Growing up singing in church choir, says Tech, had a significant influence on his own music, although his faith was shaken by his mother’s struggles with epilepsy and lupus. “Majesty, why ain’t you stoppin’ these tragedies?” he asks on the track “Show Me a God.” “How come an angel gotta be sick in the pancreas like she’s an atheist?”
At the age of 46, Tech N9ne knows that rap has been good to him. His expansive Strange Music compound continues to grow, with a new $7 million dollar headquarters currently under construction. The company recently launched its own pop division, Strange Main, with a debut album from McKenzie Nicole, the 19-year-old singer who’s been making guest appearances on Tech N9ne albums for nearly a decade.
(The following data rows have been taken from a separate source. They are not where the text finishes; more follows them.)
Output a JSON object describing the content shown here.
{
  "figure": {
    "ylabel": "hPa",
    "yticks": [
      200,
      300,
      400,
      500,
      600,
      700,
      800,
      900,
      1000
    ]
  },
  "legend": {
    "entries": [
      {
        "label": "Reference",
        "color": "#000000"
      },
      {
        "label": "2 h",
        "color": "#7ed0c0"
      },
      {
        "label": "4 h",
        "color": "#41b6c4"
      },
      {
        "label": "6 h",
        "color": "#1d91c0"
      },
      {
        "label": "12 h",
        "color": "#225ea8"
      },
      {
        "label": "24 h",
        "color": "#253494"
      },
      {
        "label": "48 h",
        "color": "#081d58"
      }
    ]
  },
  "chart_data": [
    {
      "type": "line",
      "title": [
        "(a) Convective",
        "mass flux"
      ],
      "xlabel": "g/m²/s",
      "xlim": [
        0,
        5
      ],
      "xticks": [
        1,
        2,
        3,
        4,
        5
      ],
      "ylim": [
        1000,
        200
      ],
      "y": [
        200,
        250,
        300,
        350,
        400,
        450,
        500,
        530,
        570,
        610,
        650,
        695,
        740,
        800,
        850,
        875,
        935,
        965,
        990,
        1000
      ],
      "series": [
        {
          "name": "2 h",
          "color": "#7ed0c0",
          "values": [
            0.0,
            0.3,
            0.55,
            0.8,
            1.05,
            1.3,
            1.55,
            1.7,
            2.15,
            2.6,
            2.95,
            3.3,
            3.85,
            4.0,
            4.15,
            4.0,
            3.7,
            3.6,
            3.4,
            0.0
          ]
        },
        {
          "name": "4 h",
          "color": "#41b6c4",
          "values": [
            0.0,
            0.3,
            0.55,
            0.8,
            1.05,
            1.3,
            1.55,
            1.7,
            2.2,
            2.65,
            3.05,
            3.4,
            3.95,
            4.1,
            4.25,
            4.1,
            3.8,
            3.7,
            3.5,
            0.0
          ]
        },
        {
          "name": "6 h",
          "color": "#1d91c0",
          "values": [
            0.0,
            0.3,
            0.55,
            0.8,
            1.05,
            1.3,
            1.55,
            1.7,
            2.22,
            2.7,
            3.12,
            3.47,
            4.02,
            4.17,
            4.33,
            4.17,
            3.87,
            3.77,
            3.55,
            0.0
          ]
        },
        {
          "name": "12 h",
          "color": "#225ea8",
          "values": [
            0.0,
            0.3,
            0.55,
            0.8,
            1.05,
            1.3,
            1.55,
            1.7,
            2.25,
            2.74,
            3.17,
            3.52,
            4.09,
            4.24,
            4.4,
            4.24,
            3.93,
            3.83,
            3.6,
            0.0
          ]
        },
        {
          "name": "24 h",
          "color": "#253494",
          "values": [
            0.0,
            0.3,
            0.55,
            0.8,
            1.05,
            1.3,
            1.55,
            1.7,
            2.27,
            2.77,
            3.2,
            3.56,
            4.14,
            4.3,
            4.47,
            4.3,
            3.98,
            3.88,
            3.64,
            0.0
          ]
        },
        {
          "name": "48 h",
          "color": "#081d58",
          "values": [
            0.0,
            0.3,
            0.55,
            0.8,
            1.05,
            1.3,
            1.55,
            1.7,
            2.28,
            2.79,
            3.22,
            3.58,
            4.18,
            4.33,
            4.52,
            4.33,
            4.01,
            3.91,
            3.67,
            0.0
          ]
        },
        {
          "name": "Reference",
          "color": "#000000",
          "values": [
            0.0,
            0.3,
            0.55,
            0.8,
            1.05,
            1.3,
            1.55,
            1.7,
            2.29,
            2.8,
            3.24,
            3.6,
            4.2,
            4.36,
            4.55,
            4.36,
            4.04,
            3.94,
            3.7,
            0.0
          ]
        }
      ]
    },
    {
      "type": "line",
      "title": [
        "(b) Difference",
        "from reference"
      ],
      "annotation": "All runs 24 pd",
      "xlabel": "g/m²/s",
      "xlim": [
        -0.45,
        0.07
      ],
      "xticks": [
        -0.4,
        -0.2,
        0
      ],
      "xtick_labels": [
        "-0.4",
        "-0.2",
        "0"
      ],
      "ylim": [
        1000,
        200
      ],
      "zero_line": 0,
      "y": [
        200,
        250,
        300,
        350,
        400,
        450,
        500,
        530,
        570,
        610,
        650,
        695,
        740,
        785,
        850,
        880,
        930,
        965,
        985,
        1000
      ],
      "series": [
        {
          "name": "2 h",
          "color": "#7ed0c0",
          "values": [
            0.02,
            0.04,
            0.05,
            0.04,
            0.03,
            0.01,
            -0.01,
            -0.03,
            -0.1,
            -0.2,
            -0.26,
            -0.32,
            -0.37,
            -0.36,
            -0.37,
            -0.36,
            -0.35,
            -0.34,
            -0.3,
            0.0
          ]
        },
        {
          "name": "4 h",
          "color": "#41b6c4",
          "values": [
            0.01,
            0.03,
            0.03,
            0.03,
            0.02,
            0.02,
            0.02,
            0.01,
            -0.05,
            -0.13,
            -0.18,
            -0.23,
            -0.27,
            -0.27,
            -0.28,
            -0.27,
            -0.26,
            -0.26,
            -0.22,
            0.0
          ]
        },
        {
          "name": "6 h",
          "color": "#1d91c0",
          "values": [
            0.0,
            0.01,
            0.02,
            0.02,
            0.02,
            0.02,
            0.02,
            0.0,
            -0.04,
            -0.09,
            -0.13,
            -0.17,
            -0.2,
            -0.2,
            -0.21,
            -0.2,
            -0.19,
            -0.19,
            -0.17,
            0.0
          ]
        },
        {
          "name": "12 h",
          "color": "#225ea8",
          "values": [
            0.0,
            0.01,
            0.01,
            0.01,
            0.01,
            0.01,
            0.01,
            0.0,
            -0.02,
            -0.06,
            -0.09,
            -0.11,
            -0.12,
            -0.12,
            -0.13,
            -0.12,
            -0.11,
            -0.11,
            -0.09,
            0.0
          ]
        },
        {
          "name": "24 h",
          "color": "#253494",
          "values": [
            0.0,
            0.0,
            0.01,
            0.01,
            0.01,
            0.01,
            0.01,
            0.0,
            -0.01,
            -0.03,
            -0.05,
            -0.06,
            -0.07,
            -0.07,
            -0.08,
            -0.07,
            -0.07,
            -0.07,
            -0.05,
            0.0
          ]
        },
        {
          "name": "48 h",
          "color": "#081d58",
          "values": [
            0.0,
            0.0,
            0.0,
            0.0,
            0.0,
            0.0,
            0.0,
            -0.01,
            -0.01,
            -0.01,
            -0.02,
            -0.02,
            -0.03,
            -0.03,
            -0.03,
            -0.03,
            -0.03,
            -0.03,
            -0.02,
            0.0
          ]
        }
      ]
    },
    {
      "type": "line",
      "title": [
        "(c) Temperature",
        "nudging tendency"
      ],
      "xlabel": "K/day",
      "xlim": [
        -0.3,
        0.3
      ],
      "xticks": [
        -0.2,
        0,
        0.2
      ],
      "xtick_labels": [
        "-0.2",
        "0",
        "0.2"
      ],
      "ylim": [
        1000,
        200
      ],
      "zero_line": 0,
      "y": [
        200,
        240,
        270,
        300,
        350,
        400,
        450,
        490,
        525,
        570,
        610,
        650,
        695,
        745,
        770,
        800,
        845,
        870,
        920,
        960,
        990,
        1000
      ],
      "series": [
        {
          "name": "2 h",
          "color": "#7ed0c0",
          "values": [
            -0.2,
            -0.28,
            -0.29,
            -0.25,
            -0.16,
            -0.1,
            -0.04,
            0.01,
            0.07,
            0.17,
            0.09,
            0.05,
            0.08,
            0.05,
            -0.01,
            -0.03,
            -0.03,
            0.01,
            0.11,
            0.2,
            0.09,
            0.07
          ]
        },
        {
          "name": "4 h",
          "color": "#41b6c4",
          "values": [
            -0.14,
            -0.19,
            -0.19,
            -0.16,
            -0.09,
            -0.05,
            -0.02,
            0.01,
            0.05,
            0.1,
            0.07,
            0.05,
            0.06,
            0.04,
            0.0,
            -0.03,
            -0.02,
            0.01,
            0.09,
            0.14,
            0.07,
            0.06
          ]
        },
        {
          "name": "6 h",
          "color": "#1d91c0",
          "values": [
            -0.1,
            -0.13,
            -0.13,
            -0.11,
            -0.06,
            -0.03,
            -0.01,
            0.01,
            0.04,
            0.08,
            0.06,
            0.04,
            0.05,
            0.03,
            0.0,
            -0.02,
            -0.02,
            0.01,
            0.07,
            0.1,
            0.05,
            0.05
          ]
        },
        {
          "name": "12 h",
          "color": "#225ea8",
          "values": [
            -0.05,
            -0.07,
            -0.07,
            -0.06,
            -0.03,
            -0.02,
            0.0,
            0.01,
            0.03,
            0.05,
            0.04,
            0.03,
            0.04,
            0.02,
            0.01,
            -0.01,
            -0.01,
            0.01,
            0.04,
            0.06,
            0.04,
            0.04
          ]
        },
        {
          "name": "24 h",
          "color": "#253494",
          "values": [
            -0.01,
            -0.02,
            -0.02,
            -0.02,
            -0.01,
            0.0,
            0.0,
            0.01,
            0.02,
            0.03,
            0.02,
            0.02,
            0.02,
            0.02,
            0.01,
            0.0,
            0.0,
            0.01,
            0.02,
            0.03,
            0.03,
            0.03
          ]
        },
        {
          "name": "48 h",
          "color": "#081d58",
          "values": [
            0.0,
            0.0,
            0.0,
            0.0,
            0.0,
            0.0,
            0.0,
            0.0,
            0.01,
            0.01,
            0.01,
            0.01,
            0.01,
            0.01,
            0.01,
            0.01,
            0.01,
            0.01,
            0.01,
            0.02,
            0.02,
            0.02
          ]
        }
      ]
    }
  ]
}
It’s also interesting to note that the rap entrepreneur, for all his success, still lives in a city whose main claim to fame, from a musical perspective, was Fats Domino’s hit recording of “Kansas City, Here I Come.”

“We’re creating a brand new headquarters, and the plan is to turn the headquarters that we have now into a distillery,” says Tech, whose role as a job creator in Kansas City is not lost on the local populace. “Man, they treat me like I’m the mayor of Kansas City when I go out there.” (Tech’s appearance at a mayoral Christmas tree lighting, he says, drew 4,000 people.)

So is Tech ready to go into politics? “I don’t know, man,” he demurs. “If I can help, yes, but I don’t think I want that much attention. I don’t know, we’ll see.”

In the meantime, the rapper continues to headline a wide range of venues, from Red Rocks-scale arenas to less-than-500 capacity clubs like Colorado Springs’ Black Sheep, where he plays on a more or less annual basis.

“I’m never too big to come do an intimate show,” he says of the windowless, all-ages venue. “We’re usually inside sweating like crazy for the fans, like super hot, but I think this time they said we’re going to be outside, which I’ve never done there. I can’t wait to see what it’s like.”

In a genre where an artist’s commercial half-life is more often measured in years than decades, it’s impressive to see a veteran like Tech N9ne still out there playing dozens of dates. So it’s only natural to ask the multi-million-dollar question: Does he ever plan to retire?

Apparently not.

“When my album dropped on March 2nd, I told my son I got four more years,” he says. “But then, as I was out here in the midst of my tour, and I started seeing all the tattoos and all the love and all the fans that still want to come — all the youngsters, the 3-year-olds, the 7-year-olds, the 10-year-olds that are in the crowd — I said that’s really selfish to just cut them off like that, all this love and family. So I’m just going to play it by ear and just stay as long as I can.”

How does the family feel about that change of heart? “My kids are 23, 19 and 22,” he says. “They’re grownups, so they’re cool. Although we did miss a lot of time while I was out working, and they’re upset about that. No amount of money can make up for that time, but we’re trying to create a better future and a brighter future with togetherness.”

As for our own society’s bright future, Tech N9ne prefers to let his musical metaphors do the talking.

“I see what’s going on in this world, I see Lebron and I see the Warriors and I see Trump,” he says, referring to the controversy surrounding NBA players refusing to visit the White House. “I see the Great Barrier Reef dying. I see all these things. But I am in my world. And my world surprises me every day.”